Hotel Chocolat co-founder shares his top tips for starting a sweet business


View from the company hotel in St Lucia

View from the company hotel in St Lucia

Peter Harris co-founded the luxury chocolatier in 2004 and has watched it grow from one store in Watford to 74 shops worldwide, a boutique hotel and a cocoa plantation in St Lucia — with a revenue of £63 million last year. Speaking at a Norwood dinner, he told guests:

1. Forget research
“If we had researched I don’t think we would ever have started. We were making corporate mints and one hotelier said: ‘Could you do a little box of four chocolates with our name on it?’ We made a mock-up and went back. He said: ‘That’s exactly what I want, could I have 5,000?’ Suddenly we found ourselves in the chocolate business.”

2. Start right now
“When we started I had just taken on a massive mortgage, my wife had given up work and our son was one. There’s never a good time, you can’t wait until the planets align. ”

Peter Harris

Peter Harris

3. Never work alone
“A business partner is a way to remotivate. A problem can seem severe but when you start thinking it becomes smaller. When you have someone else there, that process happens quicker.”

4. Test out a partnership
“People share flats and months later they are no longer friends — business is similar. My partner and I spent a year working together in a different business. I respected his ability to sell and he hopefully respected my ability in finance. Working together is like one plus one makes three.”

5. Sell together
“I’d get orders from people like Ford and British Airways and he’d have the Dorchester Hotel, Vauxhall — we competed. Both selling created camaraderie and shared responsibility.”

6. Go without
“We didn’t spend money until we’d earned it. We probably didn’t have the most sparkling clothes or meals-out but weren’t any less happy. We were motivated by what we were doing.”

7. Pay yourself
“When we started, we lent our business £5,000 each and paid it back to ourselves at the rate of £500 a month. It gave us a goal, if you worked for the month you actually got something at the end of it, although it was your own money.”

8. A financial class helps
“When I was in the computer business I raised £250,000 completely unsecured. I don’t know anyone who has raised that. I was a chartered accountant so the bank thought investing in me was worth a try.”

9. Seperate bank figures
“Have two sets of figures: the figures to motivate your staff and more moderate figures for your bank.”

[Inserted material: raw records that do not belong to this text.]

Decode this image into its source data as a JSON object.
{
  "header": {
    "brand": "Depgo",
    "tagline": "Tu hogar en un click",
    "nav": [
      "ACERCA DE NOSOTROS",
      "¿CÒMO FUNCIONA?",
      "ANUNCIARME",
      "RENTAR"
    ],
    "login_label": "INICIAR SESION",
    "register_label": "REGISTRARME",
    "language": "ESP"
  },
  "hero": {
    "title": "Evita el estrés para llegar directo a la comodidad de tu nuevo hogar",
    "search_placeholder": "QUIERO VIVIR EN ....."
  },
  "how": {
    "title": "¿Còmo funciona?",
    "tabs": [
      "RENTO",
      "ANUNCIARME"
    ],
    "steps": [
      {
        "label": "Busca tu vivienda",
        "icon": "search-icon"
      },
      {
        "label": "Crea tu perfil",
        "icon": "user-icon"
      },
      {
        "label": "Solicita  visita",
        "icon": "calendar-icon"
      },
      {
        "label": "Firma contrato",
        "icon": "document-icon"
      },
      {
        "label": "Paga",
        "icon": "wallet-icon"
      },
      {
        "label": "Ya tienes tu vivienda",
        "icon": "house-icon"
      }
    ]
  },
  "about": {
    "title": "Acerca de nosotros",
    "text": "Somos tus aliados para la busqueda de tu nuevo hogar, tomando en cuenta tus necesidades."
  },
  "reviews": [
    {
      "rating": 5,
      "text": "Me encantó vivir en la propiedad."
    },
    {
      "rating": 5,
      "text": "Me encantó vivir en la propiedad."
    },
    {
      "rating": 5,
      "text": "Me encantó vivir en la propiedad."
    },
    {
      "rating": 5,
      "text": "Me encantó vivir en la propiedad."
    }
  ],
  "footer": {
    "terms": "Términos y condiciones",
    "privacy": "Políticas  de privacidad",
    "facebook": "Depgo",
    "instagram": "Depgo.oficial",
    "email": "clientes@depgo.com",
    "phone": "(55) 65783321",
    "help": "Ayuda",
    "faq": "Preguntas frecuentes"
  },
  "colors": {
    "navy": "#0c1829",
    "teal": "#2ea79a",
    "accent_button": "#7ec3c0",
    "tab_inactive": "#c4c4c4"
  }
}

10. Seek out Opportunities
“A member of our chocolate tasting club sent us a book on cocoa production — which we read. We could have left it there. Instead we found an estate in St Lucia and went over. I made appointments with four out of 12 cabinet ministers — I wanted to know the industry wasn’t about to be nationalised. We came back with a signed contract. It was mad but it was our hearts.”